13. Damages and Shortages.

Goods damaged in transit and shortages must be notified to the Company in writing within three days of receipt of delivery.

14. Standards

a. Goods supplied will be of ordinary commercial quality or the standard of quality which is customary for the type of goods ordered.
b. No condition or warranty is given or implied as to the fitness or suitability for the intended purpose of the goods whether known to the Company or not.
c. Guidance on standards and normal practice adopted by the Company are available on request.

15. Defective Goods

Provided that such goods are first returned to the Company carriage paid for examination by the Company before they have been used, sold, processed or modified in any way, the Company undertakes in respect of any Goods supplied which are within three months from the date of original despatch shown to the Company’s reasonable satisfaction to be defective by reason of faulty materials or workmanship and not as a result of improper use, maintenance or storage by the Buyer, that the Company will at its absolute discretion either:

a. replace the Goods
b. repair the Goods
c. pay compensation which in the Company’s view is reasonable.

Any goods returned by the Buyer shall be at the Buyer’s risk and shall be suitably packaged by the Buyer prior to return.

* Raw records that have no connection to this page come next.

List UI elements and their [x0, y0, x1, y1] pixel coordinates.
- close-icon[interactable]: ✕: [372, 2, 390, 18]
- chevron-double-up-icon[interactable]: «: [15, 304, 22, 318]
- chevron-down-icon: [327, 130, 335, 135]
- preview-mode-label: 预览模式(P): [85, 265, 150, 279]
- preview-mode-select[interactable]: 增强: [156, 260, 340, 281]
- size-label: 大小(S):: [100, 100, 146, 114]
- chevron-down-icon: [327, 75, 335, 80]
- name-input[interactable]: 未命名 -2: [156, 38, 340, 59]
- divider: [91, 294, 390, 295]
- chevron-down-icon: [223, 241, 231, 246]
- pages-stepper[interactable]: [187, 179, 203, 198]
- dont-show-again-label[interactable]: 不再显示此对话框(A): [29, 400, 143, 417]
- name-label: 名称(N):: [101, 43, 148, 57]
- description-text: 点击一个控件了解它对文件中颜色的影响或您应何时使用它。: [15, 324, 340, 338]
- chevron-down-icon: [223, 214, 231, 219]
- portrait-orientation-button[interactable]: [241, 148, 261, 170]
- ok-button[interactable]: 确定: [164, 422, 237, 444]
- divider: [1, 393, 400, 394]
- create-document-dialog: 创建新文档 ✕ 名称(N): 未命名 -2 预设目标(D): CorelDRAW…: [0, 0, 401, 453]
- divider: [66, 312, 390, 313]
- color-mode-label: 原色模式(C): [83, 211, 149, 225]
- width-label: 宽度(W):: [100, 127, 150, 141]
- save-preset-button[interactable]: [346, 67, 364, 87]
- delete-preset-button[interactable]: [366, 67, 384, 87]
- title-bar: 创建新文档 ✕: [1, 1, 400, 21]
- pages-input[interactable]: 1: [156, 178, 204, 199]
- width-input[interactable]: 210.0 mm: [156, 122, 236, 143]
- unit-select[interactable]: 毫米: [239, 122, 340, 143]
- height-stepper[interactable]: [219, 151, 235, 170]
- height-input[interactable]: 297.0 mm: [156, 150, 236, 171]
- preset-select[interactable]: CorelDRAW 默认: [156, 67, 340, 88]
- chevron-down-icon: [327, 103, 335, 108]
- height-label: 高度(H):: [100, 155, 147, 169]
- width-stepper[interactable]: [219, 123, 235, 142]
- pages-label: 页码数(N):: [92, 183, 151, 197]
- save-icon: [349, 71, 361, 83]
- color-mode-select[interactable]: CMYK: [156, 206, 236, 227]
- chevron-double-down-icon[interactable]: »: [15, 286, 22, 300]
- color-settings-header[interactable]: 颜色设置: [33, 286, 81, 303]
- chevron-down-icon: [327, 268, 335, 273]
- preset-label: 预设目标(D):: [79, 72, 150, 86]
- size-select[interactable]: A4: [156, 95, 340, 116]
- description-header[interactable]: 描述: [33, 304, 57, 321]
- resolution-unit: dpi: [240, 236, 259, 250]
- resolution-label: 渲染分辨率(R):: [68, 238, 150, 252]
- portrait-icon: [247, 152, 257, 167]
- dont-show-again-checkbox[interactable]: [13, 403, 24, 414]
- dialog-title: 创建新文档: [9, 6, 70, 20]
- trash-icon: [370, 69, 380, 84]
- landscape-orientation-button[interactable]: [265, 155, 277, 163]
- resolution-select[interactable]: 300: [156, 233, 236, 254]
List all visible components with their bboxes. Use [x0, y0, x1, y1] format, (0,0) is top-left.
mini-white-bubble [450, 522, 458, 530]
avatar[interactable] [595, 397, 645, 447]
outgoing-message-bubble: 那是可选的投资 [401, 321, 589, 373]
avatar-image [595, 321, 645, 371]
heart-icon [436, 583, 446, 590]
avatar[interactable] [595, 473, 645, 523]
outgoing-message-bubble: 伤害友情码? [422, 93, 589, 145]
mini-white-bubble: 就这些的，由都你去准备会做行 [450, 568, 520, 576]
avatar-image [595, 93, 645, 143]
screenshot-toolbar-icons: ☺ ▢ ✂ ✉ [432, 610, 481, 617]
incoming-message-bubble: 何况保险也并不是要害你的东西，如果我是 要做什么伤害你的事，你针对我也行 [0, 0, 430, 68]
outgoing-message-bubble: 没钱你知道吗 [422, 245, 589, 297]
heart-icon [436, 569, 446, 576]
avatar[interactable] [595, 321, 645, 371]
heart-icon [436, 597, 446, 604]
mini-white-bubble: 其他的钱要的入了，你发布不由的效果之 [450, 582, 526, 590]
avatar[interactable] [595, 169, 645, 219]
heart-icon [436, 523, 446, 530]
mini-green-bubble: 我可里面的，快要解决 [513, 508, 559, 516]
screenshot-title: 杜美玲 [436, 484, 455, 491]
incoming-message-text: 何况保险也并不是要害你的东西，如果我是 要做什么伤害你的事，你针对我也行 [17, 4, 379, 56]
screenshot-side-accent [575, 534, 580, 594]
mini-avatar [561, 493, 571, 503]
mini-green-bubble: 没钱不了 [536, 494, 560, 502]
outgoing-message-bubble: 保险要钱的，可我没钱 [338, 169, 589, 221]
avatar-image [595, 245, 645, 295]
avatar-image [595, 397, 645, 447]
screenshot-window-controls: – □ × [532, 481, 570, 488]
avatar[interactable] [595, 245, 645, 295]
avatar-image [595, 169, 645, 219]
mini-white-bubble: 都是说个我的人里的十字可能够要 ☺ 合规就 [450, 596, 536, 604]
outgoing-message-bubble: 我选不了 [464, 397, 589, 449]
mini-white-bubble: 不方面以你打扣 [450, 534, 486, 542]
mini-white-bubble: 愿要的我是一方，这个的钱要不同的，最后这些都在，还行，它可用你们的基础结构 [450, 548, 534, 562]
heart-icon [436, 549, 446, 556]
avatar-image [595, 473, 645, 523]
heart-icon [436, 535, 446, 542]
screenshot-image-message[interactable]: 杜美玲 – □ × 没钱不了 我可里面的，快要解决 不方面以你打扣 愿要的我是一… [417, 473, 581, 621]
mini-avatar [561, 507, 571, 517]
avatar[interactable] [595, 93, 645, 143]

In no circumstances will the Company be responsible for loss or damage beyond that expressly referred to in this clause (other than non-excludable liability for death or personal injury resulting from negligence on the part of the Company) and in particular liability for any form of consequential loss is excluded.

16. Assignment

The contract shall not be assigned by the Buyer to any third party without the prior written consent of the Company.

17. Law & Jurisdiction

The Contract shall be governed by English law. The Buyer on entering into the Contract submits to the jurisdiction of the English courts. The condition headings are inserted for convenience only and shall not affect the construction of these Conditions.